Thursday, November 09, 2006

Spilling Pharmaceutical Seed Corn

Greg Mankiw nails it. Price controls on drugs today spills the metaphorical seed corn for the future. As for me, I expect that I will get sick later rather than sooner, so I advocate letting the science whiz kids of the world make huge money by developing the cures now for the dread diseases that me and mine will get decades hence. Thus we must dispense with the noxious platitudes that we have a "right" to healthcare. "Healthcare" is another person's expertise, their creativity, their scientific insight, their hard work, their tools and sometimes just their bedside manner. Regardless of what it is, I am not entitled to any of these by rights. Each of these was acquired through somebody else's resources and initiative, and I am not entitled to it. I must get whoever can provide "healthcare" to offer it to me via a mutually beneficial and voluntary exchange.

More here and here and here.

4 Comments:

Blogger Charles Johnson (Rad Geek) said...

Regardless of what it is, I am not entitled to any of these by rights. Each of these was acquired through somebody else's resources and initiative, and I am not entitled to it. I must get whoever can provide "healthcare" to offer it to me via a mutually beneficial and voluntary exchange.

That's mighty big of you. So when can we expect a statement in favor of immediately repealing all patent laws, which forcibly exclude generic drug makers from making "mutually beneficial and voluntary exchange" with willing patients, for a term of up to twenty years from the development of new drugs?

4:35 PM  
Blogger Donny Baseball said...

Charles-
See other comment. The economics behind patents and products like pharmaceuticals are a little more complex than other products and markets. There are significant free-rider problems to factor in and patents have been an enormously successful way that we have promoted innovation for hundreds of years. If you look around the world, drug development only takes place where intellectual property laws are strong and backed up by patents. Without an intellectual prooerty regime such as this, drug development would not take place.

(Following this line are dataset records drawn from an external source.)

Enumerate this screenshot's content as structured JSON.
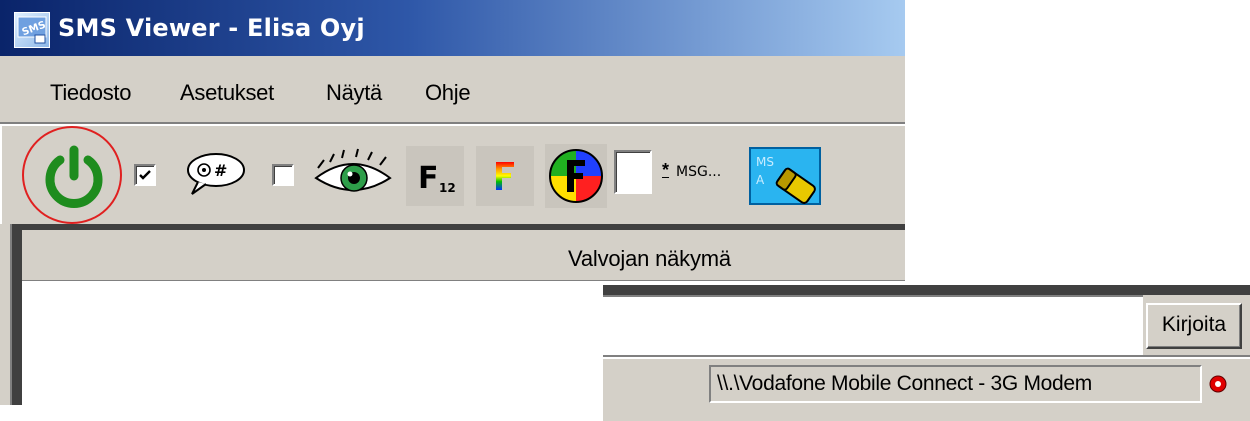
{
  "window": {
    "title": "SMS Viewer - Elisa Oyj",
    "app_icon": "sms-app-icon"
  },
  "menu": {
    "items": [
      {
        "label": "Tiedosto"
      },
      {
        "label": "Asetukset"
      },
      {
        "label": "Näytä"
      },
      {
        "label": "Ohje"
      }
    ]
  },
  "toolbar": {
    "power": {
      "icon": "power-icon",
      "color": "#1e8c1e",
      "highlight_color": "#e02020"
    },
    "checkbox_1": {
      "checked": true
    },
    "message_filter": {
      "icon": "speech-bubble-hash-icon"
    },
    "checkbox_2": {
      "checked": false
    },
    "monitor_view": {
      "icon": "eye-icon"
    },
    "font_size": {
      "icon": "font-12-icon",
      "letter": "F",
      "subscript": "12"
    },
    "font_color": {
      "icon": "font-color-icon",
      "letter": "F"
    },
    "font_palette": {
      "icon": "color-wheel-font-icon",
      "letter": "F"
    },
    "checkbox_3": {
      "checked": false
    },
    "msg_button": {
      "label": "MSG...",
      "prefix": "*"
    },
    "msa_button": {
      "icon": "msa-eraser-icon",
      "text": "MS A"
    }
  },
  "panel": {
    "header": "Valvojan näkymä"
  },
  "compose": {
    "input_value": "",
    "send_label": "Kirjoita"
  },
  "statusbar": {
    "connection": "\\\\.\\Vodafone Mobile Connect - 3G Modem",
    "indicator": {
      "icon": "status-led-icon",
      "color": "#e00000"
    }
  }
}
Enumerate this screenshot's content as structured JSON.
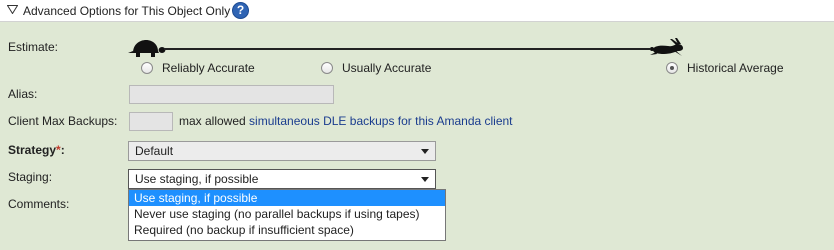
{
  "section": {
    "title": "Advanced Options for This Object Only",
    "help_glyph": "?"
  },
  "estimate": {
    "label": "Estimate:",
    "options": [
      {
        "label": "Reliably Accurate",
        "checked": false
      },
      {
        "label": "Usually Accurate",
        "checked": false
      },
      {
        "label": "Historical Average",
        "checked": true
      }
    ]
  },
  "alias": {
    "label": "Alias:",
    "value": ""
  },
  "client_max_backups": {
    "label": "Client Max Backups:",
    "value": "",
    "suffix_text": "max allowed",
    "link_text": "simultaneous DLE backups for this Amanda client"
  },
  "strategy": {
    "label": "Strategy",
    "required_mark": "*",
    "colon": ":",
    "value": "Default"
  },
  "staging": {
    "label": "Staging:",
    "value": "Use staging, if possible",
    "options": [
      "Use staging, if possible",
      "Never use staging (no parallel backups if using tapes)",
      "Required (no backup if insufficient space)"
    ]
  },
  "comments": {
    "label": "Comments:"
  },
  "colors": {
    "background": "#dfe8d4",
    "accent": "#2f64b4",
    "selected_option": "#1e90ff",
    "link": "#1a3c8e",
    "required": "#c0392b"
  },
  "icons": [
    "chevron-down-icon",
    "help-icon",
    "turtle-icon",
    "rabbit-icon"
  ]
}
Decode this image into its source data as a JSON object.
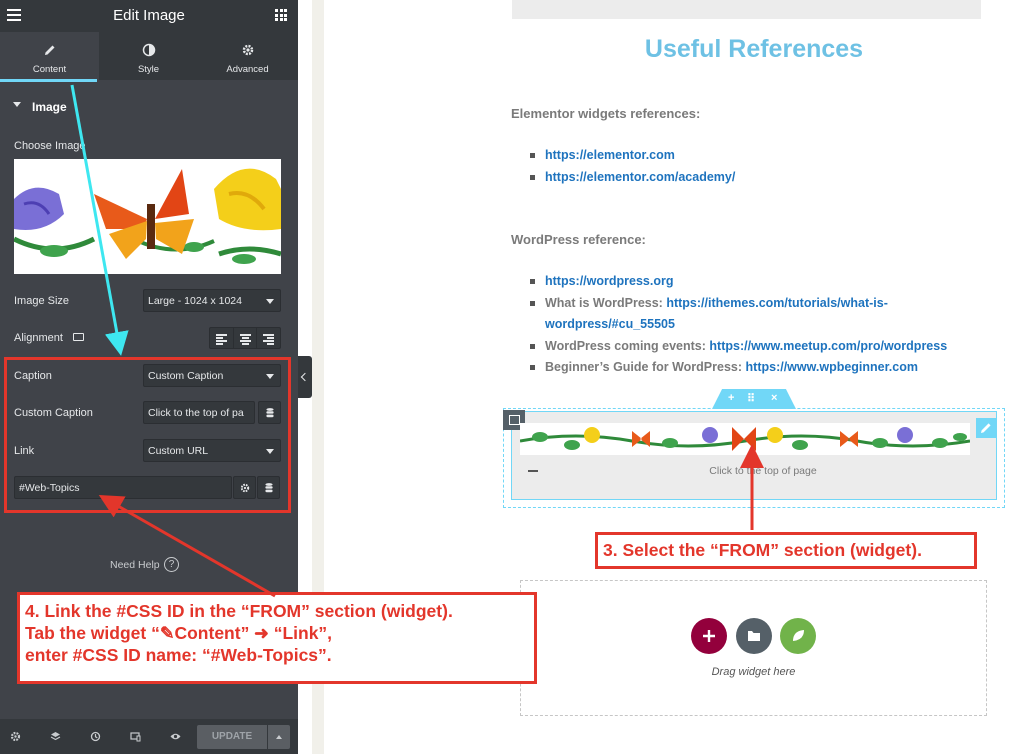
{
  "panel": {
    "title": "Edit Image",
    "tabs": [
      {
        "label": "Content",
        "icon": "pencil-icon",
        "active": true
      },
      {
        "label": "Style",
        "icon": "half-circle-icon",
        "active": false
      },
      {
        "label": "Advanced",
        "icon": "gear-icon",
        "active": false
      }
    ],
    "section_title": "Image",
    "choose_image_label": "Choose Image",
    "image_size_label": "Image Size",
    "image_size_value": "Large - 1024 x 1024",
    "alignment_label": "Alignment",
    "caption_label": "Caption",
    "caption_value": "Custom Caption",
    "custom_caption_label": "Custom Caption",
    "custom_caption_value": "Click to the top of pa",
    "link_label": "Link",
    "link_value": "Custom URL",
    "link_url_value": "#Web-Topics",
    "need_help": "Need Help",
    "help_icon": "?",
    "update_label": "UPDATE",
    "accent_color": "#71d7f7"
  },
  "canvas": {
    "heading": "Useful References",
    "elementor_title": "Elementor widgets references:",
    "elementor_links": [
      {
        "text": "https://elementor.com"
      },
      {
        "text": "https://elementor.com/academy/"
      }
    ],
    "wordpress_title": "WordPress reference:",
    "wp_item1": "https://wordpress.org",
    "wp_item2_prefix": "What is WordPress: ",
    "wp_item2_link_line1": "https://ithemes.com/tutorials/what-is-",
    "wp_item2_link_line2": "wordpress/#cu_55505",
    "wp_item3_prefix": "WordPress coming events: ",
    "wp_item3_link": "https://www.meetup.com/pro/wordpress",
    "wp_item4_prefix": "Beginner’s Guide for WordPress: ",
    "wp_item4_link": "https://www.wpbeginner.com",
    "section_handle": {
      "add": "+",
      "move": "⠿",
      "close": "×"
    },
    "widget_caption": "Click to the top of page",
    "drop_text": "Drag widget here",
    "link_color": "#1e73be",
    "heading_color": "#6ec1e4"
  },
  "annotations": {
    "callout_3": "3. Select the “FROM” section (widget).",
    "callout_4_line1": "4. Link the #CSS ID in the “FROM” section (widget).",
    "callout_4_line2": "Tab the widget “✎Content” ➜ “Link”,",
    "callout_4_line3": "enter #CSS ID name: “#Web-Topics”.",
    "highlight_color": "#e3362b",
    "arrow_color": "#3ee7f0"
  }
}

As to being "big" I hear people say all the time that 'healthcare should be a right' without examining that claim, without understanding what healthcare actually is and then cogently explaining why that is a right. It is common sense.

11:17 AM  
Blogger Charles Johnson (Rad Geek) said...

Donny,

I'm familiar with the economics behind patents and products like pharmaceuticals.

Saying "Oh, well, if it weren't for patent laws there wouldn't be enough investment in new drugs" has its own problems as an argument (enough for what? enough for whom?). But even if it were uncontroversially true that you get better results with patent laws than without them, I don't see how that answers the question.

You didn't say that healthcare should be provided through "mutually beneficial and voluntary exchange" except when you can get better results from using coercion (e.g. by threatening legal force against firms that would be willing to provide generic medicines to willing customers). If that's the principle you intend to endorse, then go ahead and endorse it, but you'll need to drop the universal pronouncements about "mutually beneficial and voluntary exchange" (since you're willing to discard that principle in the name of expediency) and you shouldn't be surprised when every busybody and medical welfare statist comes along with a new scheme for forced care, or forced denial of care, or forced prices for care, which would get better results for somebody or another.

If, on the other hand, you think that healthcare should always be provided through free, mutually beneficial exchanges, whatever benefits you might be able to extract through coercion, then you'll have to explain how that could possibly be compatible with fining or jailing people for peacefully producing generic medicines and providing them to willing customers, in a "mutually beneficial and voluntary exchange," if they did so before an arbitrarily-declared, government-controlled time limit had expired.

3:42 PM  
Blogger Donny Baseball said...

Charles-
OK, I see what you are driving at. I was not actually talking about drug development in my post. I was talking about basic healthcare, i.e. seeing a doctor and getting 'treatment' be it a procedure, drugs, or gjust advice. As an oversimplified principle, this activity should not be intervened upon by a third party, whether by dictating price or acceptably treatments. Also, the arrangements that an individual makes to pay for such healthcare, such as insurance should not be dictated by third parties. If you want the current employer provided insurance model fine, but if you want true risk-based insurance like life insurance for things like hernias and appendectomies, then you should be able to have that too. I do believe in an intellectual property regime backed by patents for drug development, but more importantly we need to abandon the tax favored status of employer-paid insurance. We furthermore need to reduce state mandates and we need to allow a national market for health insurance. As I see it, one of the biggest barriers to this policy lineup is the weird notion that healthcare is a right, as if healthcare was simply just 'out there' for us to partake of in unlimited quantities and uniform quality. Healthcare is a scarce resource like anything else. That should but my post in greater context. Cheers.